The report was read and approved by DHS secretary Janet Napolitano, who offered a semi-apology for offending veterans but has otherwise defended the report. 

Critics of the report have blasted its vague evaluations, such as a reference to “right-wing  extremist chatter” without citing sources, and its admittance that no “attack planning” has been documented.

U.S. Rep.
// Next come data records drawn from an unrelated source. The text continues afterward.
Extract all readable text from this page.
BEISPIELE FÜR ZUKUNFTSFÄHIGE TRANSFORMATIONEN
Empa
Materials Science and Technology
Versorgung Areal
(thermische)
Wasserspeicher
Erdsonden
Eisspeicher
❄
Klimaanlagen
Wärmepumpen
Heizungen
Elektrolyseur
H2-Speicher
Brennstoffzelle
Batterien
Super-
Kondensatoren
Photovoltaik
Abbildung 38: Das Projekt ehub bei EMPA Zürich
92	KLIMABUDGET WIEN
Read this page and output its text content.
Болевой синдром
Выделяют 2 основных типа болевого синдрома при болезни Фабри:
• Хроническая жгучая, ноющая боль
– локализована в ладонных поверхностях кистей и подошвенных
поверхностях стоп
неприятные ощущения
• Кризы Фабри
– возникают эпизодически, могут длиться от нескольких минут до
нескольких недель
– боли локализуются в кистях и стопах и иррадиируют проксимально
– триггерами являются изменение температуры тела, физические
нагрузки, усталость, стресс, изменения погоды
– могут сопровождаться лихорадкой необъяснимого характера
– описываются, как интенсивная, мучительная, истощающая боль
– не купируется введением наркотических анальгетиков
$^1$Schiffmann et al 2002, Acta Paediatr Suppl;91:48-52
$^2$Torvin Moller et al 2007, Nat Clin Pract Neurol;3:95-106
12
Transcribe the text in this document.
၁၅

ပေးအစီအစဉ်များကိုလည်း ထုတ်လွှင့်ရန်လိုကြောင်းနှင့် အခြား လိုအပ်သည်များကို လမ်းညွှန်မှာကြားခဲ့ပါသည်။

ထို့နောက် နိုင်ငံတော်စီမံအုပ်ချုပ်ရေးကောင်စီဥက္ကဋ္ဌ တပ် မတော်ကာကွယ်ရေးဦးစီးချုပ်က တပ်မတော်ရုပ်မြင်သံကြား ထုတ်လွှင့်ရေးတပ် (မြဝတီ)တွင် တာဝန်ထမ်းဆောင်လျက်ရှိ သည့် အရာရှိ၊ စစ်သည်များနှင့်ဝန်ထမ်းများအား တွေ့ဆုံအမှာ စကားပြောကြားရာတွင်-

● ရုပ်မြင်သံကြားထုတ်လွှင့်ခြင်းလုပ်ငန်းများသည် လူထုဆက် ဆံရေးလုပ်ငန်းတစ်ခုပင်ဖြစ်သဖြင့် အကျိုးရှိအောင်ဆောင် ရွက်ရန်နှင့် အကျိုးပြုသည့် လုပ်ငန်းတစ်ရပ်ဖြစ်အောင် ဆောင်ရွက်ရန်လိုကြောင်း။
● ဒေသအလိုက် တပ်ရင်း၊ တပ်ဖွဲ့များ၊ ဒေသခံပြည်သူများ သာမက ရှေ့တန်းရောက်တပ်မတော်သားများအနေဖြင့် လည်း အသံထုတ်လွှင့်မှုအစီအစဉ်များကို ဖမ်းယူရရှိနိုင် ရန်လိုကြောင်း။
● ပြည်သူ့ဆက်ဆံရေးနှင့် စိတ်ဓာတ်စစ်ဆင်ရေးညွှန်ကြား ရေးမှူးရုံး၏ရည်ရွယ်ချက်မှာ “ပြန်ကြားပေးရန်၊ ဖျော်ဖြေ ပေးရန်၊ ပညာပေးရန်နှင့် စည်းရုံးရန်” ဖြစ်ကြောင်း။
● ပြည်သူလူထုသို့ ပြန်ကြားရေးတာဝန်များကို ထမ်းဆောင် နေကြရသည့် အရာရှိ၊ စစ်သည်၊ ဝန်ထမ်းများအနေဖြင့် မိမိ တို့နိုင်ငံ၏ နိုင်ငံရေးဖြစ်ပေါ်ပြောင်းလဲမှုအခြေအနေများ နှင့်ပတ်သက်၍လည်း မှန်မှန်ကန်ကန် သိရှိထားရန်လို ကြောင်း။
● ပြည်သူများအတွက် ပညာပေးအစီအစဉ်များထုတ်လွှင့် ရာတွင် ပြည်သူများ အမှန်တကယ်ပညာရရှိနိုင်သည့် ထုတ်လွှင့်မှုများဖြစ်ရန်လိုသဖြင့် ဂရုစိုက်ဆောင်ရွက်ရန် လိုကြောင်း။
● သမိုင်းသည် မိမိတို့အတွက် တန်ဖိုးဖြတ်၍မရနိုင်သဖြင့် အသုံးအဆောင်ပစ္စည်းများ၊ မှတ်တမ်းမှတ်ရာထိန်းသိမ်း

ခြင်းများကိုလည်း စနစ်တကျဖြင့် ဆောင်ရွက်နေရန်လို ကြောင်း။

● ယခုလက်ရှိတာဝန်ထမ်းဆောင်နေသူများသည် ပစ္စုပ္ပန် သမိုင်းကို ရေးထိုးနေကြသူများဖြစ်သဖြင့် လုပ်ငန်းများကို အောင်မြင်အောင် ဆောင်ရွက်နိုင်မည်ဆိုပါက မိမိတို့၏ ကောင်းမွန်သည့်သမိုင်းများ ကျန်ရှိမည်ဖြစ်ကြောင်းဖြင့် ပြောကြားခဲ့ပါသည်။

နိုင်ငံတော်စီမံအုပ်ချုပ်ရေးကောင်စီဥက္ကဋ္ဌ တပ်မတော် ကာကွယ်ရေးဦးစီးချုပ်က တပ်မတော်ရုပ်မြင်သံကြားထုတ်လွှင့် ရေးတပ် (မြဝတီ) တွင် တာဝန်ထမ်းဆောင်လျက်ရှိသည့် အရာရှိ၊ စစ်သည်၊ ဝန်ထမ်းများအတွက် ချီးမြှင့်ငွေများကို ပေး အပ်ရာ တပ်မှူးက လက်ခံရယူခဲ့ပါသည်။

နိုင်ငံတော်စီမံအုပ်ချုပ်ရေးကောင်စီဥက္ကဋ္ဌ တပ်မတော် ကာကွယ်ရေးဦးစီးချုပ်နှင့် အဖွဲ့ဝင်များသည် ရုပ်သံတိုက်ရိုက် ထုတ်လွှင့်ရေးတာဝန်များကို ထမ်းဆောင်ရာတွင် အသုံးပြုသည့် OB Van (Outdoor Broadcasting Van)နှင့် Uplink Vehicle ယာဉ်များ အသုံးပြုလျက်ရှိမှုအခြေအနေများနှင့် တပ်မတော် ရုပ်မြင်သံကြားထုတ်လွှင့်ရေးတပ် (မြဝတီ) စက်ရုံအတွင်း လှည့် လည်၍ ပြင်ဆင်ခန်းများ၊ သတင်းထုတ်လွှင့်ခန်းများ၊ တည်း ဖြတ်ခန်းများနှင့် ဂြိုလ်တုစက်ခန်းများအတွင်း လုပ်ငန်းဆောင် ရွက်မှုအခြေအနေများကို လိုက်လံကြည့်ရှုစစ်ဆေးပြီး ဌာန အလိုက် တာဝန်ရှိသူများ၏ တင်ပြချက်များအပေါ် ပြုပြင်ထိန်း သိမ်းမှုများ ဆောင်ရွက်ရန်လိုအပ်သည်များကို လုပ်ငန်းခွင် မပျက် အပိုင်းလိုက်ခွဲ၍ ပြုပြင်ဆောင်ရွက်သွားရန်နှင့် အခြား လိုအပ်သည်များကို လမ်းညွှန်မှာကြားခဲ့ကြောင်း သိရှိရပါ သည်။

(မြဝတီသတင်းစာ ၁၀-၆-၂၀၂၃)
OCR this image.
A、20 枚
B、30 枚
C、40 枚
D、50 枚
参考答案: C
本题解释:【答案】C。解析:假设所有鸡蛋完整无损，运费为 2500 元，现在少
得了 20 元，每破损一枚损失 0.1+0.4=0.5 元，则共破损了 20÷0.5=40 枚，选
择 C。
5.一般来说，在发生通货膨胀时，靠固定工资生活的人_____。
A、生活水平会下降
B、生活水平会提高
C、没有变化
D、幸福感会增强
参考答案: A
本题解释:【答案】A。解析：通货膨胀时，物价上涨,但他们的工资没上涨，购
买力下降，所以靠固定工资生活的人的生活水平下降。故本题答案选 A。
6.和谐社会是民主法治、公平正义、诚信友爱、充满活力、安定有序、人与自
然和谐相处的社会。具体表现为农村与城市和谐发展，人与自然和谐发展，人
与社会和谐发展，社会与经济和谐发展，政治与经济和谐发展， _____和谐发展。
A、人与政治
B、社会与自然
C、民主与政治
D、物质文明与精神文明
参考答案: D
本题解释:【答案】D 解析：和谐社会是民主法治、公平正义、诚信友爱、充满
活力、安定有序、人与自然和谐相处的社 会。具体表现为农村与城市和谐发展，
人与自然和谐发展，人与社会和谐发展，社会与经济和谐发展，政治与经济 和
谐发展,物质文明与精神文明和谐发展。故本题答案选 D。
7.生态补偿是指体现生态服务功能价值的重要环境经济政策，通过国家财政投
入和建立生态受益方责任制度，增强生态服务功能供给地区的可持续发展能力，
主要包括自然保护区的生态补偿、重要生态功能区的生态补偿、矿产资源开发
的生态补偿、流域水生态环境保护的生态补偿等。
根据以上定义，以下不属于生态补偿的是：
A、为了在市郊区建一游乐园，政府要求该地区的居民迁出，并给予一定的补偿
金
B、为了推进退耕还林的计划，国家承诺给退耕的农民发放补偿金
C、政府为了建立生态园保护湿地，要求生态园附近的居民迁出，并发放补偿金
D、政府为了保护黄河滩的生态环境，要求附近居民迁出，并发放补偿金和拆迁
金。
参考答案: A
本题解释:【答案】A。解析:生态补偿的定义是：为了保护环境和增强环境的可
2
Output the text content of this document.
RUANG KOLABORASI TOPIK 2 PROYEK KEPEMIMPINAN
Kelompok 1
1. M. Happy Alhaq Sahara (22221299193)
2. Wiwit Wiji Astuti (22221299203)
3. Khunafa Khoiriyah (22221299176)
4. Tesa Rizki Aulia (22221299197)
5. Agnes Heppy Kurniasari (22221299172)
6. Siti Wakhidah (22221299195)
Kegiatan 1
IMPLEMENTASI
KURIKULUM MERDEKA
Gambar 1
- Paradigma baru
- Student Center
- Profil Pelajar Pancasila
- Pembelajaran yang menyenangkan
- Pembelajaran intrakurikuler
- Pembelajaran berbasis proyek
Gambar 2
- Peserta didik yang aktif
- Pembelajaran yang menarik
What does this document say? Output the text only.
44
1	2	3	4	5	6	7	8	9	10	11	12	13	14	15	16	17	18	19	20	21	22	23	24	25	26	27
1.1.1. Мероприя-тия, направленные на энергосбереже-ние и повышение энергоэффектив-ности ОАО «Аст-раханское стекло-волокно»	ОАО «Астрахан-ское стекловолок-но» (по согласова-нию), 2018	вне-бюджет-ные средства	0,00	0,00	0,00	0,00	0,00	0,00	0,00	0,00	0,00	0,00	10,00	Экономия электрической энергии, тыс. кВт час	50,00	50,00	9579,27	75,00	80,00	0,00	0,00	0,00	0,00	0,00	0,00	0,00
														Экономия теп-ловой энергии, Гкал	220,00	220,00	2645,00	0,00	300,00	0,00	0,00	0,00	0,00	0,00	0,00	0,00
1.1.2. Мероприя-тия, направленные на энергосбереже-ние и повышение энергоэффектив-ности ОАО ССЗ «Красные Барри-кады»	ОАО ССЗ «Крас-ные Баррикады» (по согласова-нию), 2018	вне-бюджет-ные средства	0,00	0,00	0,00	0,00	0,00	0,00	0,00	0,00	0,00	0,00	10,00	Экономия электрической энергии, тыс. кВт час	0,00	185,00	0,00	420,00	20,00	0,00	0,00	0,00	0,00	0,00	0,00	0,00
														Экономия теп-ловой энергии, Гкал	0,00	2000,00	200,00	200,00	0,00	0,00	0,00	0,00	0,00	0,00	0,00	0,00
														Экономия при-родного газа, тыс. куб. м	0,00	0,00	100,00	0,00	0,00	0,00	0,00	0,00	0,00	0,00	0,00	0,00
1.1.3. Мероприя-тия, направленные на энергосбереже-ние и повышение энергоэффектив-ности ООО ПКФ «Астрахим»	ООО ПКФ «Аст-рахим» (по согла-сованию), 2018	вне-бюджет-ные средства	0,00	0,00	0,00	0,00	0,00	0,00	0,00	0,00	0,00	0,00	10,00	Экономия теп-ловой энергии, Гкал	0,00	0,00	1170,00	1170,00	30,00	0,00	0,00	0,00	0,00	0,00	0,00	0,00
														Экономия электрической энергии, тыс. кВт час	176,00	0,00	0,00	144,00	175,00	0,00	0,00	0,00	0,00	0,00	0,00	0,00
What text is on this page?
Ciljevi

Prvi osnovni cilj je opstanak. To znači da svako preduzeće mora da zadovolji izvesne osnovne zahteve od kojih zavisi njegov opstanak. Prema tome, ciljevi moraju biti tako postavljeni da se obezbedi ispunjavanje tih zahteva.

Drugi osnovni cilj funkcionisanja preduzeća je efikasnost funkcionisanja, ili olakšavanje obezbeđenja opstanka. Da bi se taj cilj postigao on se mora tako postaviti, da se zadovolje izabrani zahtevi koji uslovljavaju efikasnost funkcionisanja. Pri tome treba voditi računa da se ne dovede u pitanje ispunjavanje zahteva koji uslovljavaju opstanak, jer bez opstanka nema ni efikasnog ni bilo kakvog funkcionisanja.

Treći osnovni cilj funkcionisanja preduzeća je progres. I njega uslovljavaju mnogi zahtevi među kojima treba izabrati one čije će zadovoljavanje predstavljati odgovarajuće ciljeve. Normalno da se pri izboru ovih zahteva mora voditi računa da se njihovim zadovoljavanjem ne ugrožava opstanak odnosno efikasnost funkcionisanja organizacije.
Bennie Thompson, in a letter to Napolitano, said he was “dumbfounded” by the report and “disappointed and surprised” that it was sent to law enforcement agencies.

“This report appears to raise significant issues involving the privacy and civil liberties of many Americans, including war veterans,” said Thompson, who chairs the Department of Homeland Security Committee. 

The DHS report drew criticism from David Rehbein, national commander of the American Legion, who told Napolitano in a letter that McVeigh was only one of 42 million American veterans who have returned from war.

“The best that I can say about your recent report is that it is incomplete,” states the commander, suggesting a lack of “statistical evidence” regarding veterans who are returning home. 

The report was also blasted by conservatives for its loose definition of “right-wing extremism,” which it divides into two groups: “hate-oriented,” based on hatred of religious groups or races, and “anti-government,” which favors state or local authority over federal authority.

The report also said “right-wing extremists” sometimes follow a single issue and cited opposition to abortion or immigration as two examples.

Napolitano has said those definitions could have been written more clearly.

Batesville resident Ron Hood, a politically active Republican, said the report uses criteria that describe thousands of Americans who demonstrated at the “tea party” demonstrations last week. 

“Using the criteria they used, George Washington, Thomas Jefferson and James Madison would all be considered domestic terrorists,” Hood said.

The DHS report parallels a similar document in Missouri, where the state’s Department of Public Safety issued an intelligence report about the “modern militia movement.”

 Missouri’s law enforcement agencies were advised that tell-tale signs of a dangerous militia member are anti-abortion and anti-immigration literature, and bumper stickers that demean the federal government and support third-party candidates.